Dessert du tartare

è l'alba minerale, e questo significa che non c'è ancora nulla che respiri. si intravedono su ogni orizzonte -e gli orizzonti sono innumerevoli, in un deserto- suggestivi sbrilluccichii di pietre, di minuscoli grani di sabbia accarezzati dal sole. la rotazione della terra sul suo asse fa cambiare i colori e le temperature. ma con calma. del resto non abbiamo fretta, il tempo non ci riguarda. il nostro sguardo è impersonale, cangiante. non ha niente delle caratteristiche di uno sguardo umano, è puro sguardo, non soffre e non gioisce delle visioni cui prende parte, delle visioni che esso stesso È. 
non perde la pazienza. è una specie di sguardo di dio.

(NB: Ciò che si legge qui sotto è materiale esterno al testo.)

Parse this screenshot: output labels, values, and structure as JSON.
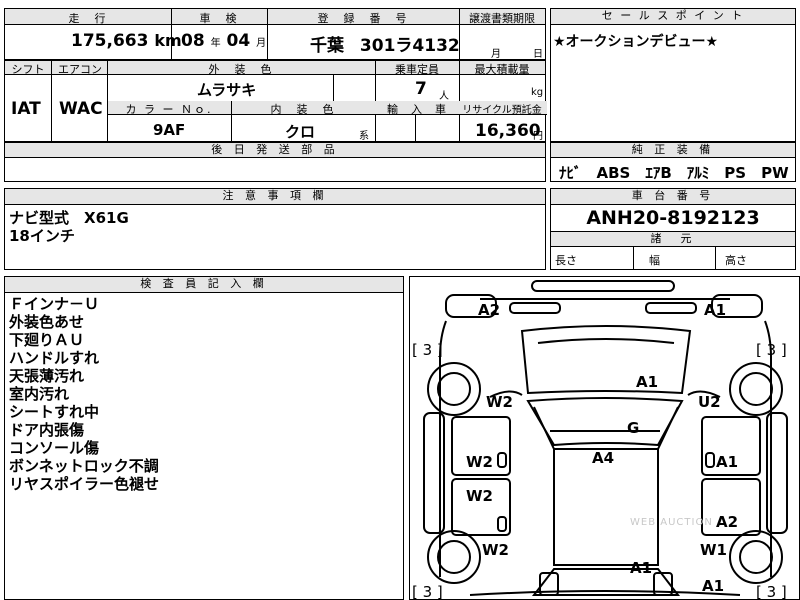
{
  "top_row": {
    "headers": {
      "mileage": "走　行",
      "inspection": "車　検",
      "registration": "登　録　番　号",
      "transfer_docs": "譲渡書類期限",
      "sales_point": "セ ー ル ス ポ イ ン ト"
    },
    "mileage_value": "175,663",
    "mileage_unit": "km",
    "inspection_year": "08",
    "inspection_year_unit": "年",
    "inspection_month": "04",
    "inspection_month_unit": "月",
    "plate_region": "千葉",
    "plate_number": "301ラ4132",
    "transfer_month_unit": "月",
    "transfer_day_unit": "日",
    "sales_point_text": "★オークションデビュー★"
  },
  "spec_row": {
    "headers": {
      "shift": "シフト",
      "aircon": "エアコン",
      "exterior_color": "外　装　色",
      "capacity": "乗車定員",
      "max_load": "最大積載量",
      "color_no": "カ ラ ー Ｎｏ.",
      "interior_color": "内　装　色",
      "import": "輸　入　車",
      "recycle": "リサイクル預託金"
    },
    "shift": "IAT",
    "aircon": "WAC",
    "exterior_color": "ムラサキ",
    "capacity": "7",
    "capacity_unit": "人",
    "max_load_unit": "kg",
    "color_no": "9AF",
    "interior_color": "クロ",
    "interior_suffix": "系",
    "recycle_fee": "16,360",
    "recycle_unit": "円",
    "later_parts_header": "後 日 発 送 部 品"
  },
  "equipment": {
    "header": "純 正 装 備",
    "items": "ﾅﾋﾞ　ABS　ｴｱB　ｱﾙﾐ　PS　PW"
  },
  "notes": {
    "header": "注 意 事 項 欄",
    "lines": [
      "ナビ型式　X61G",
      "18インチ"
    ]
  },
  "chassis": {
    "header": "車 台 番 号",
    "value": "ANH20-8192123",
    "dims_header": "諸　元",
    "length_label": "長さ",
    "width_label": "幅",
    "height_label": "高さ"
  },
  "inspector": {
    "header": "検 査 員 記 入 欄",
    "lines": [
      "Ｆインナ－Ｕ",
      "外装色あせ",
      "下廻りＡＵ",
      "ハンドルすれ",
      "天張薄汚れ",
      "室内汚れ",
      "シートすれ中",
      "ドア内張傷",
      "コンソール傷",
      "ボンネットロック不調",
      "リヤスポイラー色褪せ"
    ]
  },
  "diagram": {
    "marks": {
      "front_left_a2": "A2",
      "front_right_a1": "A1",
      "bracket_left_top": "[ 3 ]",
      "bracket_right_top": "[ 3 ]",
      "hood_a1": "A1",
      "left_fender_w2": "W2",
      "right_fender_u2": "U2",
      "windshield_g": "G",
      "roof_a4": "A4",
      "left_front_door_w2": "W2",
      "right_front_door_a1": "A1",
      "left_rear_door_w2": "W2",
      "right_rear_door_a2": "A2",
      "left_quarter_w2": "W2",
      "right_quarter_w1": "W1",
      "trunk_a1": "A1",
      "rear_right_a1": "A1",
      "bracket_left_bottom": "[ 3 ]",
      "bracket_right_bottom": "[ 3 ]"
    },
    "watermark": "WEB AUCTION"
  }
}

oggi è l'ultimo del mese e dell'anno. la tradizione, la mia personalissima tradizione, esige che io pubblichi una riga almeno, prima che il mese finisca. e qui, figuriamoci, c'è di mezzo la fine di un anno intero: come posso astenermi dal pubblicare? per una volta voglio persino fregarmene se qualcuno mi legge o meno. è un problema che mi sono posto abbondantemente in questi mesi. non che mi infastidisca parlare da solo, lo faccio anche in metropolitana, oramai. però arriva un'età in cui si sente il bisogno di dare un senso alle cose, di evitare gli sprechi, di concentrarsi su questioni concrete, di cogliere i frutti e gli ortaggi di una pur disordinata politica agricola. e questo inevitabilmente relega il blog -specie un blog deserto e ininteressante come il mio- al rango di hobby & sport.
poco fa però sono andato a guardare le statistiche del blog, e a quanto pare qualcuno è passato di qui, negli ultimi tempi. ci sono state addirittura centinaia di contatti. qualcuno è passato di qui e non ci ha trovato niente. il deserto. e non ha lasciato traccia, in questo deserto. e però, credo, c'è ripassato e ripassato ancora nella speranza di trovare qualcosa di più. dico grazie a queste persone, le quali bene o male desiderano trovare qualcosa su questa pagina, qualcosa di più che un deserto, e con fiducia passano e ripassano di qua di tanto in tanto per vedere come vanno le cose.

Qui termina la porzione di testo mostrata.